CIMA - Chartered Institute of Management Accountants, England.
Study calls for governance reporting shake-up
November 29, 2011
A new study has proposed a radical shake-up of governance reporting to give investors a clear picture about the financial health of a company they have stakes in.
The “Report Leadership” study, which has been produced by PwC, CIMA and Radley Yeldar, says that companies are failing to communicate effectively with investors on how their organisations are governed, potentially raising questions about the quality of board oversight and the risks that companies might be exposed to in the current uncertain markets.
Reporting experts regard a governance statement as a compliance document that doesn’t help end-users of accounts differentiate one company from another and fails to communicate the impact of good corporate governance on the company’s performance and prospects, says the report.

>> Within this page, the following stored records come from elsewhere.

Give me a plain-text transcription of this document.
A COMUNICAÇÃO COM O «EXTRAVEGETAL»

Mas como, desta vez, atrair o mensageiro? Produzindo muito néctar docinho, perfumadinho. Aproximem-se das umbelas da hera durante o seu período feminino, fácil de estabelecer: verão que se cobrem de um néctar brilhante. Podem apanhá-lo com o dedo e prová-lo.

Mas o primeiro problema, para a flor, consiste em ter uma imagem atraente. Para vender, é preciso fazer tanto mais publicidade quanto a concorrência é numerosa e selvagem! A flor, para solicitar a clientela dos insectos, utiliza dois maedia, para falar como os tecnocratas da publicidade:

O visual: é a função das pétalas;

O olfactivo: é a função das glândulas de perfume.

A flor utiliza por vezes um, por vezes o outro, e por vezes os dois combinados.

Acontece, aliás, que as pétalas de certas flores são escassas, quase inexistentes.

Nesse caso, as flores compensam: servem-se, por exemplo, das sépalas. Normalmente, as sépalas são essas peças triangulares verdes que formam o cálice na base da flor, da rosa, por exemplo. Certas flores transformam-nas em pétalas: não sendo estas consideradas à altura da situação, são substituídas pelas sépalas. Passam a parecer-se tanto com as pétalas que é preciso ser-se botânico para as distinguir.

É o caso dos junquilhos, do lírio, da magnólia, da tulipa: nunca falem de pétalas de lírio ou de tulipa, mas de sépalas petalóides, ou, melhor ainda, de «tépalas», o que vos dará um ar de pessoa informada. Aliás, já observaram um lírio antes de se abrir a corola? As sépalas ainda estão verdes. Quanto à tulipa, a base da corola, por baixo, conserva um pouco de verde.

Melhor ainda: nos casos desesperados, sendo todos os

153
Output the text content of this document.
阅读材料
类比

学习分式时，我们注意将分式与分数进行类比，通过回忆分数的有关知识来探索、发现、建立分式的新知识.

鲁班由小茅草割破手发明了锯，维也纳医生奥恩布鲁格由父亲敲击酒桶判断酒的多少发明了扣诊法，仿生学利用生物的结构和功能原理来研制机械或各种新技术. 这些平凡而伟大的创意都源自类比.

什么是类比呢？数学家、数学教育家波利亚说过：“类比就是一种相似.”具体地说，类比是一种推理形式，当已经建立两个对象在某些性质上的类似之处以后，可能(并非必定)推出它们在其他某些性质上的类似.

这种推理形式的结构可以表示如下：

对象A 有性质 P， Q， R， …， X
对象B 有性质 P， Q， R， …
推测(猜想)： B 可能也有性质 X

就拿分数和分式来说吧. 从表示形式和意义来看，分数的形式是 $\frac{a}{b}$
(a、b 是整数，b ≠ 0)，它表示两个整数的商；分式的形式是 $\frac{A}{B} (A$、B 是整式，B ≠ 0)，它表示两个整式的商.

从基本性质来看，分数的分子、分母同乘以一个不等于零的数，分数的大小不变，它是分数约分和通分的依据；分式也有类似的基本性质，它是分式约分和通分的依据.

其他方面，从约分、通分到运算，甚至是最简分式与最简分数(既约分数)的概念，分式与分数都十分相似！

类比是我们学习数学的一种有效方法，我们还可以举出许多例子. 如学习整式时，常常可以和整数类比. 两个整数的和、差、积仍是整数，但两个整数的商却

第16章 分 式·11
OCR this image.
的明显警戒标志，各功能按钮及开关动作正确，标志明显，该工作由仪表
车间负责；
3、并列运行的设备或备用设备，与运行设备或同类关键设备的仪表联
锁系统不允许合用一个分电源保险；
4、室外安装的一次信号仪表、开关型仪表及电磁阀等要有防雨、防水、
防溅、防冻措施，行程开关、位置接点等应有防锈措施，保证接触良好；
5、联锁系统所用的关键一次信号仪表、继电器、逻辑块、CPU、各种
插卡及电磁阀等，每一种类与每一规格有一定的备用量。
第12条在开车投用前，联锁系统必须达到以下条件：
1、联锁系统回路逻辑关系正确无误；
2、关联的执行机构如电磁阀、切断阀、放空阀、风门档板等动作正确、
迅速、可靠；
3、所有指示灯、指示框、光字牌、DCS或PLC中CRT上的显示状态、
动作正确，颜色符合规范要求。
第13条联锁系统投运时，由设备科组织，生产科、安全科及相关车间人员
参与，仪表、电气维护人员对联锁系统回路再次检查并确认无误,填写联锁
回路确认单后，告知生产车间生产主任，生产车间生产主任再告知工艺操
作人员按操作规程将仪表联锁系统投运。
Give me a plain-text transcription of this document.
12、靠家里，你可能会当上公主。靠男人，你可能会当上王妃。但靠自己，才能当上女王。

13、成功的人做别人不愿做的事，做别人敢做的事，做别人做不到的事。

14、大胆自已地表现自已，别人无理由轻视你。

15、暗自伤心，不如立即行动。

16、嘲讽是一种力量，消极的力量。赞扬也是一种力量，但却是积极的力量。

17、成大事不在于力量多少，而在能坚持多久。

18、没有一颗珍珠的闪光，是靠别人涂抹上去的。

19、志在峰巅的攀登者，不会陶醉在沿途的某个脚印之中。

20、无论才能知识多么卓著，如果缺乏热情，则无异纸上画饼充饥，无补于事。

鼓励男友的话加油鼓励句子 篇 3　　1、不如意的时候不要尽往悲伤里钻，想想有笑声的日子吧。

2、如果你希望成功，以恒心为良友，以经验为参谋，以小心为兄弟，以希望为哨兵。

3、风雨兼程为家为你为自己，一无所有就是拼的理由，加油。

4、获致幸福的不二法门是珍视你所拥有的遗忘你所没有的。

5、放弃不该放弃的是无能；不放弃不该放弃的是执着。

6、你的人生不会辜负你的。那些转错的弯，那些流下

The study proposes that a clear distinction be made between strategic messages on governance and compliance data, and shows how critical information on governance can be integrated with discussion of the market environment, the business model, strategic priorities and risk, instead of sitting in an unconnected section of the report.
The practical solutions put forward show how recent proposals from the department for Business Innovation and Skills (BIS) and the Financial Reporting Council (FRC) can be put into practice by companies.
Mark O’Sullivan, corporate reporting director, PwC said: “At a time when government, regulators and investors are shining a light on whether boards are doing their jobs, it is essential that companies step up their engagement, and we believe that the latest Report Leadership proposals will help companies do just that.
“Corporate governance needs to be brought to life so that it is part of an ‘integrated report’ that provides a holistic picture of the business, its strategy, performance and prospects.”